Perhaps inevitably, La Mif (‘The Fam’, French slang for ‘family’) has drawn comparisons to Sarah Gavron’s groundbreaking 2019 coming-of-age drama Rocks. It certainly has the same semi-documentarian style and empathetic interest in vulnerable young people on the cusp of adulthood. And its origins are similar too: Fred Baillif's workshop-driven script is the product of two years of research and development, hiring non-actors to tell a fictional story with a strong basis in reality.
But while Rocks and La Mif are cut from similar social-realist cloth, Baillif's film has different motivations. Instead of a working-class community in east London, this drama is set in a Swiss care home for at-risk teenagers, and presents a unique perspective on a daunting social-care crisis — a crucial arm of the welfare state, largely left under-funded and run by indifferent middle managers.
Baillif, a former social-worker himself, gives roughly equal focus to both the kids and the adults looking after them, and its thoughtful structure allots each character their own chapter, with a Rashomon-style breakdown after a key event sends the residents of the home spiralling.
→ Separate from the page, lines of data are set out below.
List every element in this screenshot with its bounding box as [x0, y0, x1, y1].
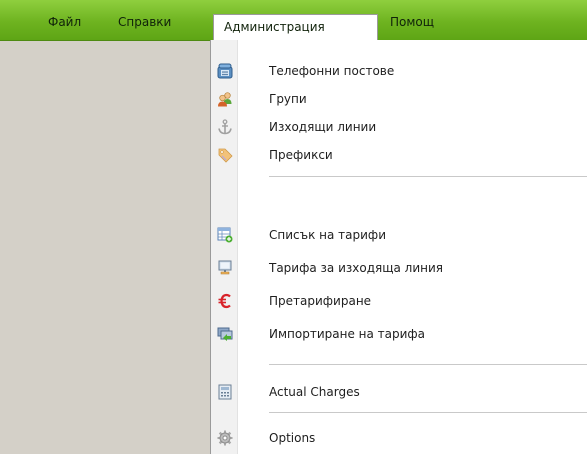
menu-item-phone-stations[interactable]: Телефонни постове [211, 57, 587, 85]
workspace-background [0, 41, 210, 454]
menu-item-groups[interactable]: Групи [211, 85, 587, 113]
menu-item-outgoing-line-tariff[interactable]: Тарифа за изходяща линия [211, 254, 587, 282]
menu-item-tariff-list[interactable]: Списък на тарифи [211, 221, 587, 249]
menu-item-prefixes[interactable]: Префикси [211, 141, 587, 169]
menu-reports[interactable]: Справки [118, 12, 171, 32]
menu-item-actual-charges[interactable]: Actual Charges [211, 378, 587, 406]
administration-dropdown: Телефонни постове Групи Изходящи линии П… [210, 40, 587, 454]
menu-item-label: Тарифа за изходяща линия [269, 261, 444, 275]
menu-help[interactable]: Помощ [390, 12, 434, 32]
menu-file[interactable]: Файл [48, 12, 81, 32]
euro-icon [217, 293, 233, 309]
menu-item-label: Претарифиране [269, 294, 372, 308]
menu-item-label: Options [269, 431, 316, 445]
tag-icon [217, 147, 233, 163]
telephone-icon [217, 63, 233, 79]
menu-item-retariff[interactable]: Претарифиране [211, 287, 587, 315]
table-add-icon [217, 227, 233, 243]
menu-item-label: Групи [269, 92, 307, 106]
menu-administration[interactable]: Администрация [213, 14, 378, 40]
menu-item-label: Изходящи линии [269, 120, 377, 134]
menu-item-label: Импортиране на тарифа [269, 327, 426, 341]
menu-item-options[interactable]: Options [211, 424, 587, 452]
menu-item-label: Телефонни постове [269, 64, 395, 78]
menu-separator [269, 364, 587, 365]
menu-item-import-tariff[interactable]: Импортиране на тарифа [211, 320, 587, 348]
monitor-icon [217, 260, 233, 276]
menu-item-outgoing-lines[interactable]: Изходящи линии [211, 113, 587, 141]
calculator-icon [217, 384, 233, 400]
import-icon [217, 326, 233, 342]
menu-item-label: Списък на тарифи [269, 228, 386, 242]
gear-icon [217, 430, 233, 446]
menu-item-label: Префикси [269, 148, 333, 162]
menu-bar: Файл Справки Администрация Помощ [0, 0, 587, 41]
group-users-icon [217, 91, 233, 107]
menu-separator [269, 176, 587, 177]
anchor-icon [217, 119, 233, 135]
menu-item-label: Actual Charges [269, 385, 360, 399]
menu-separator [269, 412, 587, 413]
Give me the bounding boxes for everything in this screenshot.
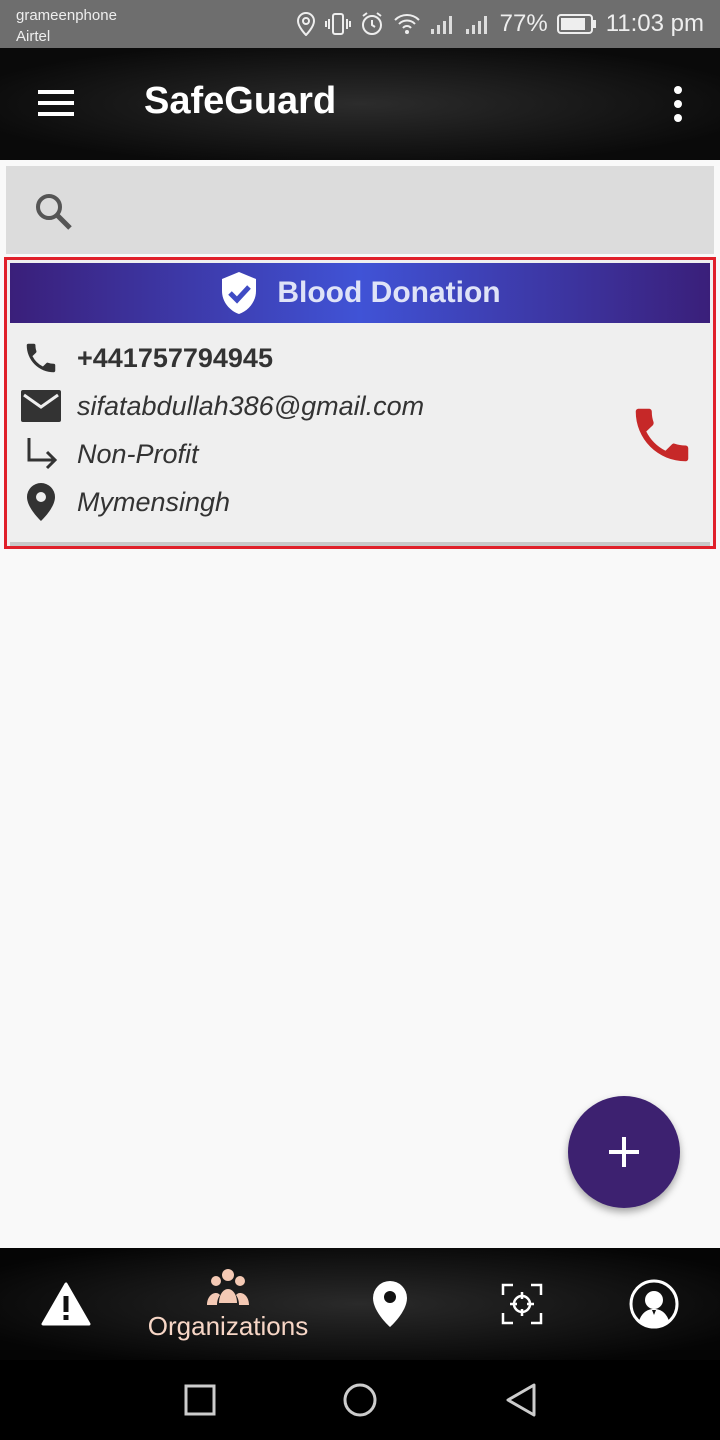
nav-item-scan[interactable]: [484, 1248, 560, 1360]
phone-icon: [21, 338, 61, 378]
phone-call-icon[interactable]: [627, 400, 697, 470]
signal-icon: [465, 16, 487, 34]
carrier-1: grameenphone: [16, 7, 117, 24]
nav-item-map[interactable]: [352, 1248, 428, 1360]
crosshair-scan-icon: [501, 1283, 543, 1325]
search-bar[interactable]: [6, 166, 714, 254]
map-pin-icon: [373, 1281, 407, 1327]
user-avatar-icon: [629, 1279, 679, 1329]
card-title: Blood Donation: [277, 276, 501, 309]
system-navigation-bar: [0, 1360, 720, 1440]
people-group-icon: [207, 1268, 249, 1305]
email-icon: [21, 386, 61, 426]
signal-icon: [430, 16, 452, 34]
nav-item-organizations[interactable]: Organizations: [132, 1248, 324, 1360]
wifi-icon: [393, 14, 420, 34]
email-row: sifatabdullah386@gmail.com: [21, 384, 424, 428]
organization-card[interactable]: Blood Donation +441757794945 sifatabdull…: [4, 257, 716, 549]
location-icon: [296, 12, 315, 36]
status-icons: 77% 11:03 pm: [296, 0, 704, 48]
card-divider: [10, 542, 710, 546]
back-icon[interactable]: [504, 1382, 538, 1418]
status-bar: grameenphone Airtel 77% 11:03 pm: [0, 0, 720, 48]
add-organization-button[interactable]: [568, 1096, 680, 1208]
app-bar: SafeGuard: [0, 48, 720, 160]
alarm-icon: [361, 12, 382, 35]
verified-shield-icon: [222, 272, 257, 314]
plus-icon: [609, 1137, 639, 1167]
nav-item-alerts[interactable]: [28, 1248, 104, 1360]
recent-apps-icon[interactable]: [184, 1384, 216, 1416]
organization-location: Mymensingh: [77, 486, 231, 517]
app-title: SafeGuard: [144, 80, 337, 122]
phone-number[interactable]: +441757794945: [77, 343, 273, 374]
bottom-navigation: Organizations: [0, 1248, 720, 1360]
email-address[interactable]: sifatabdullah386@gmail.com: [77, 391, 424, 422]
clock: 11:03 pm: [605, 10, 704, 37]
nav-item-profile[interactable]: [616, 1248, 692, 1360]
organization-type: Non-Profit: [77, 438, 199, 469]
subdirectory-arrow-icon: [21, 434, 61, 474]
warning-icon: [41, 1282, 91, 1326]
home-icon[interactable]: [342, 1382, 378, 1418]
vibrate-icon: [324, 13, 351, 35]
carrier-names: grameenphone Airtel: [16, 5, 117, 47]
battery-percent: 77%: [499, 10, 548, 37]
more-vert-icon[interactable]: [670, 84, 686, 124]
phone-row: +441757794945: [21, 336, 273, 380]
battery-icon: [556, 14, 596, 34]
carrier-2: Airtel: [16, 28, 51, 45]
hamburger-menu-icon[interactable]: [36, 86, 76, 120]
search-icon[interactable]: [34, 192, 74, 232]
card-header: Blood Donation: [10, 263, 710, 323]
nav-label-organizations: Organizations: [147, 1310, 309, 1341]
location-row: Mymensingh: [21, 480, 230, 524]
type-row: Non-Profit: [21, 432, 199, 476]
location-pin-icon: [21, 482, 61, 522]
A raw but deeply nourishing watch.
There are some startling performances from this cast of first-timers — especially Kassia Da Costa, as the hot-headed but obviously insecure Novinha. Among the adult cast, it’s Claudia Grob who stands out as Lora, the den mother of the home; her approach is at once firm and gentle, remarkable in her poise, patience and compassion. Yet even she stumbles, when her personal life bleeds into the professional. Even the most stable-seeming people, the film seems to suggest, are more than likely dealing with some broken pieces inside. Nobody is immune from trauma.
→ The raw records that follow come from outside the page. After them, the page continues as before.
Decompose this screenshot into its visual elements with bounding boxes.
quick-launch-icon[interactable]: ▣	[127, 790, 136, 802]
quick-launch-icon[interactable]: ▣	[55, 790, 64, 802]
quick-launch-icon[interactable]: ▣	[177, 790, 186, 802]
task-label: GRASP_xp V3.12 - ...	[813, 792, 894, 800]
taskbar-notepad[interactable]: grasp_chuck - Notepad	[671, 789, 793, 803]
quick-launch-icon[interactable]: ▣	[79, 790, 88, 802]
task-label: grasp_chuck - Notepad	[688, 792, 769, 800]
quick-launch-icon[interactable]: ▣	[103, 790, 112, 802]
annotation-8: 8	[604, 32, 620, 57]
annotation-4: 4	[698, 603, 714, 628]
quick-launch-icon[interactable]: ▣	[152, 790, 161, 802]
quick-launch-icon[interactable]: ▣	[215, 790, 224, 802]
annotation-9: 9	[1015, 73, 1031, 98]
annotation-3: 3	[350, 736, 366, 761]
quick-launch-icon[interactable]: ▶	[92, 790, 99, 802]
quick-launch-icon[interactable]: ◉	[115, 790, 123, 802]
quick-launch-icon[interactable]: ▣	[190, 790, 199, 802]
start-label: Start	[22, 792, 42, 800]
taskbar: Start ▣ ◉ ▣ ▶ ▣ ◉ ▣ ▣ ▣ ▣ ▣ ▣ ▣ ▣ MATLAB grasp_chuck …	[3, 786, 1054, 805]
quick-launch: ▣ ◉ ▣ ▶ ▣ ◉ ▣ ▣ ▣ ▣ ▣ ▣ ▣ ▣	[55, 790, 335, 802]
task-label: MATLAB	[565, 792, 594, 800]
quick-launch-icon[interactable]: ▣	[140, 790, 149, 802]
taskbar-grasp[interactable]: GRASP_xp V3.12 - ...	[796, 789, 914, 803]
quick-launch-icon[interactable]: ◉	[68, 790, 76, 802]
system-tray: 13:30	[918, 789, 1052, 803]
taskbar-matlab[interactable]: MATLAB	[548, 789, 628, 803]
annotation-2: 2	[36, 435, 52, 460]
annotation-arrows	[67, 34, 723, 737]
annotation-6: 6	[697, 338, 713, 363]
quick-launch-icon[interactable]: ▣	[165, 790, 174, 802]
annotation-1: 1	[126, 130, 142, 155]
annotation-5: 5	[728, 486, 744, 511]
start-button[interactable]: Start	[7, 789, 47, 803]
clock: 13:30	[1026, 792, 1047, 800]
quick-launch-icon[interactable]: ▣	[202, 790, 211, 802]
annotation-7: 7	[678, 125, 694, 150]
Despite this, it’s not always an uncomfortable watch: yes, suicide, rape, domestic abuse and grief are among the subjects tackled, and you’re not left with a sense that there will be happy endings for many of those involved. But Baillif finds snippets of joy among the gloom — a sequence where a couple of teenagers nick an old bloke’s shopping trolley is strangely uplifting — and the lively, energetic performances from the inexperienced cast, many of them still school-age, makes for an engaging experience.
The result is a raw but deeply nourishing watch: by the end, they all feel like members of your own deeply dysfunctional but genuinely loving family.